Silence. Grace folds her arms across her chest and remains fixated on the wall. “Thank you, Katy,” I say before her mother can insult us again. She accepts my olive branch with a clipped nod before cupping her daughter’s shoulders and steering her out of the office.

The principal says goodbye to Grace and Connor, but not to me. She doesn’t even glance up from her computer when I offer to shake her hand. It dawns on me then that it’s not the tattoos or the plastic surgery or the stench of cigarette smoke that makesme repugnant to her: it’s who I am. Providence Byrd, would-be murderer. Who wants to shake hands with a woman who tried to spill her own mother’s blood?

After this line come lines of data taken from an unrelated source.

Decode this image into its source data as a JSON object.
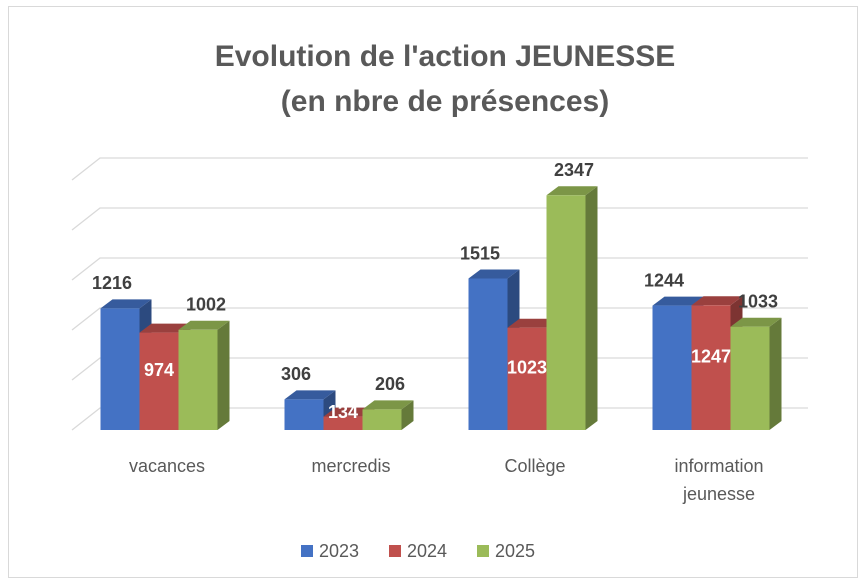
{
  "chart_data": {
    "type": "bar3d",
    "title": "Evolution de l'action JEUNESSE",
    "subtitle": "(en nbre de présences)",
    "categories": [
      "vacances",
      "mercredis",
      "Collège",
      "information jeunesse"
    ],
    "series": [
      {
        "name": "2023",
        "color": "#4472c4",
        "values": [
          1216,
          306,
          1515,
          1244
        ]
      },
      {
        "name": "2024",
        "color": "#c0504d",
        "values": [
          974,
          134,
          1023,
          1247
        ]
      },
      {
        "name": "2025",
        "color": "#9bbb59",
        "values": [
          1002,
          206,
          2347,
          1033
        ]
      }
    ],
    "ylim": [
      0,
      2500
    ],
    "yticks": [
      0,
      500,
      1000,
      1500,
      2000,
      2500
    ],
    "grid": true,
    "legend": "bottom"
  }
}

As the three of us cross the empty locker hall, I chase the rejection away with my affirmations.People love me. I am lovable.But the sentiment rings hollow when my own sister won’t even glance at me. I have failed her somehow, on a level I can’t understand.

“Can you take me home now?” she asks, staring dead ahead.

“I need to talk to Con—I mean, Mr. Crawford alone for a minute, okay?”

She rolls her eyes. “I’m not a child. You can talk in front of me.”

“Grace, just head outside for a minute. I won’t be long. It’s—”

She unleashes a guttural wretch and tosses her hands in the air. She revels in the opportunity to inflict her histrionics on someone without authority to punish her. “You’re useless, Providence!”

She tears off down the hall, throwing the double doors open with enough force to fling them off the hinges. Alone with Connor, my first instinct is to apologize—for Grace’s behavior, for my own incompetence, and for the cosmic forces conspiring to embrangle us in this awkward encounter.

I rest my head against the cool metal of a locker. “I’m so sorry, Connor. I don’t—”

“You have nothing to apologize for.”

“Why did you call me? I barely know Grace. I’m not … well, Grace said it best. I’m useless.”

“It was you or your dad,” he says. “The less he knows, the better, right? That’s what you always said when we were kids—keep him the dark.” He presses his hands against the side of his head, a telltale sign that he’s losing his battle against a migraine.“I broke protocol to call you. He’s the primary emergency contact.”

“And I’m guessing my mother’s the secondary contact, and that left you with no one to call but me.”